À une année de la prochaine élection, Christian Estrosi a confié le réveil de son organisation de jeunesse à Lucas Magliulo. En plus de s’organiser pour bientôt faire campagne sur le terrain, les « Jeunes avec Estrosi » vont proposer au maire une série d’idées pour son programme de 2026.
« Contrairement à ce que l’on entend parfois, le maire sait que les jeunes s’intéressent et se mobilisent pour leur ville ». Fin janvier, la soirée de lancement des Jeunes avec Estrosi « nouvelle génération » lui a plutôt donné raison, avec 200 curieux rassemblés dans un bar du centre.
Parmi les inscrits ce soir là, beaucoup d’employés de la mairie, comme certains ont persiflé sur les réseaux sociaux ? « On n’empêchera pas les jaloux de jalouser, mais à 95%, c’étaient des nouveaux, des Niçois motivés que nous ne connaissions pas encore » relève Lucas Magliulo, 28 ans, tout neuf conseiller municipal et nommé responsable de l’association. « En quelques semaines, 400 se sont manifestés. C’est un début très encourageant ».

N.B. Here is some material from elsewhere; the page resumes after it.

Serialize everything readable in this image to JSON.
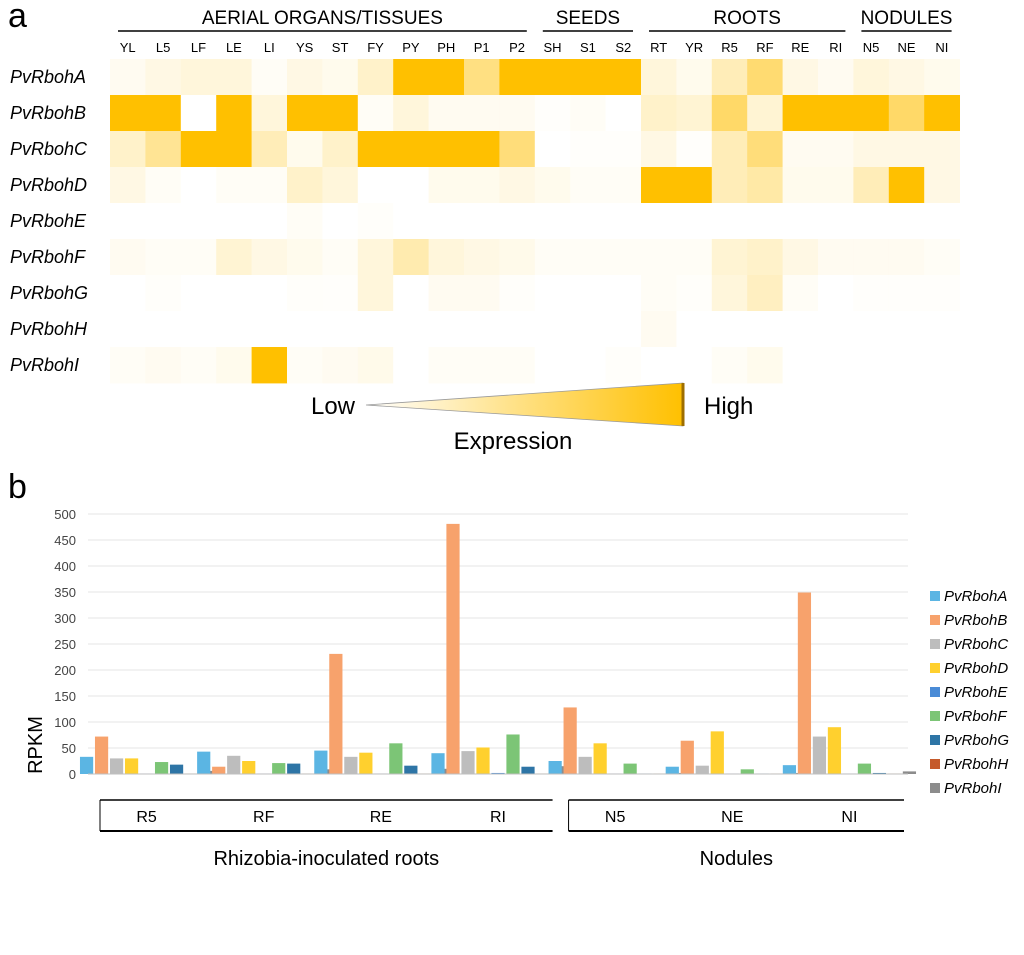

Une bonne nouvelle pour le tenant du titre, qui brigue un quatrième mandat dans une société qui a choisi le renouvellement dans pas mal de grandes villes lors des derniers scrutins. Avec le départ de Martine Aubry à Lille, le maire affiche aujourd’hui, à ces fonctions, l’une des plus fortes longévités politiques de tout le pays. Un atout, celui d’une sacrée expérience, ou un handicap ? « Son bilan est solide et les jeunes ne s’y trompent pas. Le doublement du nombre d’étudiants, l’ouverture du Stockfish avec des tarifs très réduits, l’accessibilité des services publics, notamment celui des transports, c’est Christian Estrosi ».
« 20 propositions concrètes, de la santé à la sécurité »
Après un premier pot en janvier, le collectif a multiplié les soirées thématiques, avec les élus les plus motivés du conseil municipal (Anthony Borré, Gaël Nofri, Magali Altounian…) et les inscrits, entre 18 et 35 ans. « Nous nous mobilisons sur deux aspect : la formation militante - réseaux sociaux, terrain, médias, etc - et les idées ».
Comme en 2020, étudiants et actifs vont phosphorer sur les thématiques du quotidien, puis transmettre « entre 10 et 20 propositions très concrètes » que Christian Estrosi devrait reprendre dans son programme. Le spectre est large : « nous nous intéressons à la santé, à la sécurité, aux transports…»

Quid de la concurrence, alors que le potentiel rival Eric Ciotti pourra sans doute compter sur de (nombreux) Jeunes RN ? « En réalité et c’est factuel, la principale organisation politique à Nice, c’est nous » fait valoir Kelian Dubas, 29 ans et ancien vice-président de la Fédération des associations estudiantines des Alpes-Maritimes. « On nous raconte qu’à notre âge, nous serions tous chez Mélenchon ou chez les écolos. À Nice, ça n’existe pas. Et à droite, avec le passage de Ciotti chez Marine Le Pen, d’ex-Jeunes LR se retrouvent mêlés à des militants très peu fréquentables…»
« Les 18-35 ans de la droite et du centre cherchent à représenter une force de projets, à monter des choses avec ceux qui font bouger cette ville. Pas à végéter avec ceux qui ont ‘bordélisé’ nos campus ces dernières années » tacle-t-il encore, une allusion à peine voilée à l’endroit de l’UNI 06, soutien traditionnel des adversaires du RN et de l’UDR.
Et de souligner : « Trois mandats de Christian Estrosi, c’est déjà cette finalité : avant, pour étudier puis pour monter sa startup, la vérité, c’est qu’il fallait partir. Tout a changé et à présent, l’innovation se joue ici. Tous les baromètres de référence le disent ». La bataille électorale n’est pas encore tout à fait lancée, mais les arguments sont déjà… affutés.